This seminar considers how ethnography might be employed as a pastoral discipline. Students will be introduced to the process of applying systematic ethnographic methods in a congregational setting. Ethnography typically involves the observation and study of people in their natural settings. Here we focus on churches and their contexts (neighborhoods, districts, towns, cities).
Ethnography’s potency resides in its ability to undermine assumptions and give voice to those who have been previously muted (diverse kingdom and listening well). It allows for reinterpretation and restructuring in a way that nurtures the creation of better maps and better stories. Along the way, though, ethnography may yield more complicated and less linear explanations of congregational culture(s) (life and ministry are complex).
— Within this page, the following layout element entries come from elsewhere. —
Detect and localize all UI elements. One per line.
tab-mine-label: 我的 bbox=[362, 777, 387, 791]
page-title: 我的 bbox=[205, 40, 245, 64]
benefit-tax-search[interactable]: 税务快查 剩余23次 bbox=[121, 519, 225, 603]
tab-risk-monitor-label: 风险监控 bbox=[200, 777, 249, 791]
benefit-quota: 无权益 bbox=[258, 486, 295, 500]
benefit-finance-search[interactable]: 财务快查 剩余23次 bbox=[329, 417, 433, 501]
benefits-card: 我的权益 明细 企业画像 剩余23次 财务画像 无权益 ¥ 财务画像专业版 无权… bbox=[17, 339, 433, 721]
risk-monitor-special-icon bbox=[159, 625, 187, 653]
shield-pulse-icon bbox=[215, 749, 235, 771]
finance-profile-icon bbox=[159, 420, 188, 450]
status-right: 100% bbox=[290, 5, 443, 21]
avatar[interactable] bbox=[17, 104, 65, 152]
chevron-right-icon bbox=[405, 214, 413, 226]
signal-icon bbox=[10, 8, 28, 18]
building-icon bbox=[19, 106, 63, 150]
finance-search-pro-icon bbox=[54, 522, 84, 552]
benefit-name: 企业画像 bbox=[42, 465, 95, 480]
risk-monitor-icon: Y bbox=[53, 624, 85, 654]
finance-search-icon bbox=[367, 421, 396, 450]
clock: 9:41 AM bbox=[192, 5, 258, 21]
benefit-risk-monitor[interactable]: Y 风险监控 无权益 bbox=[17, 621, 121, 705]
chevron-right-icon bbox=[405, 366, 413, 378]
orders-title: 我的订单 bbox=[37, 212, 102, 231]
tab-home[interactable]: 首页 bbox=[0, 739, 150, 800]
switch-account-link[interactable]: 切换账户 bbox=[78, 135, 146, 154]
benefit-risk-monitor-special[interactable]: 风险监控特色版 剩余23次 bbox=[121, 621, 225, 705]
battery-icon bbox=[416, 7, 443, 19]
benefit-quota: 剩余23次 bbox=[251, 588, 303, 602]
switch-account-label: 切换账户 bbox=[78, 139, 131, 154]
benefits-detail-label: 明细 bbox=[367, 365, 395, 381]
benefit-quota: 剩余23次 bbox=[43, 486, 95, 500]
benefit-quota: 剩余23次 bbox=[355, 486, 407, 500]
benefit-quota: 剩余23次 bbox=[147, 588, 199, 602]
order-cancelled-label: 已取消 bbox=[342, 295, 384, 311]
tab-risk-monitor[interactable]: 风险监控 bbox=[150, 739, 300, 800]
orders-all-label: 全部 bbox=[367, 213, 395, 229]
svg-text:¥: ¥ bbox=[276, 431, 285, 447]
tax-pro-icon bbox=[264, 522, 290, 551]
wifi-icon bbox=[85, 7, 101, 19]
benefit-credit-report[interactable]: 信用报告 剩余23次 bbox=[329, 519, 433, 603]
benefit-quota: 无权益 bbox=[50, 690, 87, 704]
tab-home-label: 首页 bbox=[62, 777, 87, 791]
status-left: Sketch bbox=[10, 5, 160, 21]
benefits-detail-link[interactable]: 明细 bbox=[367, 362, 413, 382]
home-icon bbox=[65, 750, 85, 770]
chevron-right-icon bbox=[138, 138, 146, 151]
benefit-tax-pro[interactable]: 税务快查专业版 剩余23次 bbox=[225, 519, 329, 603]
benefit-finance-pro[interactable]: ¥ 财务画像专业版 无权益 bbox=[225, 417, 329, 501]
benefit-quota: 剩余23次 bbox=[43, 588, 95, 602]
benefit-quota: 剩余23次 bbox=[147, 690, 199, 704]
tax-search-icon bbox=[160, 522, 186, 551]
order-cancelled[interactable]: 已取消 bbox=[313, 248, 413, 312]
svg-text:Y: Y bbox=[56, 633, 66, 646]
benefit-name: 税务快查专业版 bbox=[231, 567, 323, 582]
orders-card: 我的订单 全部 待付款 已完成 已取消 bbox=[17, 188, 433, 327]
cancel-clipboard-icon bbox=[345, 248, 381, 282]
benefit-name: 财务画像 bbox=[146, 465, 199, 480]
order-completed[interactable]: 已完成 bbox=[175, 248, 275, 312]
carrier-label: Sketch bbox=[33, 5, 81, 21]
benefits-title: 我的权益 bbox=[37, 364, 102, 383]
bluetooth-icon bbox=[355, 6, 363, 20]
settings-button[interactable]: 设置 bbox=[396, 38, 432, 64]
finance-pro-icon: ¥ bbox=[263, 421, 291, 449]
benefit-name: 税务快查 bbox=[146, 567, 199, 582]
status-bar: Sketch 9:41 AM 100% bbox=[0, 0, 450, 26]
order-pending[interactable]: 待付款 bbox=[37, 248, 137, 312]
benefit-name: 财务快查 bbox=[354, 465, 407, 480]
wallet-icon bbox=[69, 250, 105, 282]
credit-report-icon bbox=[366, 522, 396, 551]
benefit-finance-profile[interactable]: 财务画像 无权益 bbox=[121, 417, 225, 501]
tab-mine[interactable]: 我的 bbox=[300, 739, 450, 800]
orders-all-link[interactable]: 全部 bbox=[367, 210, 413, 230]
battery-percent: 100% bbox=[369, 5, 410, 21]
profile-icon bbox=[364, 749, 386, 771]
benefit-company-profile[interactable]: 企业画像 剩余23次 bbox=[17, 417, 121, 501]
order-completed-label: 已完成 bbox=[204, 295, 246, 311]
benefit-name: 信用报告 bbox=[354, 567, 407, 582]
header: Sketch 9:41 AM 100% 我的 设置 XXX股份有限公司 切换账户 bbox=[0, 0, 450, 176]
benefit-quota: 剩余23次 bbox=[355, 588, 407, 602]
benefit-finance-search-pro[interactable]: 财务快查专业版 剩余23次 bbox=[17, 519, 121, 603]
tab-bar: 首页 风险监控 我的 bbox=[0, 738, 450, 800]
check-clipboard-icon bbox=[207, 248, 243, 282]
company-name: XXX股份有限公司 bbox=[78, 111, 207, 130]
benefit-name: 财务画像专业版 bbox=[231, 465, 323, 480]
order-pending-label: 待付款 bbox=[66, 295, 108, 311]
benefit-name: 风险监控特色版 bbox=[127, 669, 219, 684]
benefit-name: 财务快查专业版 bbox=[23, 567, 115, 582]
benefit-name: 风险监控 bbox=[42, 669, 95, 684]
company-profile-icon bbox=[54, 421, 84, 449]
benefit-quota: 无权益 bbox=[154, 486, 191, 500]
The course will also introduce students to the scholarship of engagement through a central, culminating project that will engage the students in the study of a local congregation. These original ethnographic studies of congregations will give particular attention to two aspects: (1) the nature of a church as a social institution and (2) the vision of society that is implicit in the practices of the congregation.Throughout the course we will be building a theoretical and analytical “toolbox” for considering the church as a social institution embedded within a wider societal context (excellent research). The “toolbox” will, hopefully, allow students to attend to the actual life of the church and, in turn, process those patterns and habits through a theological lens that allows for strengthened congregations (serve local churches and leaders).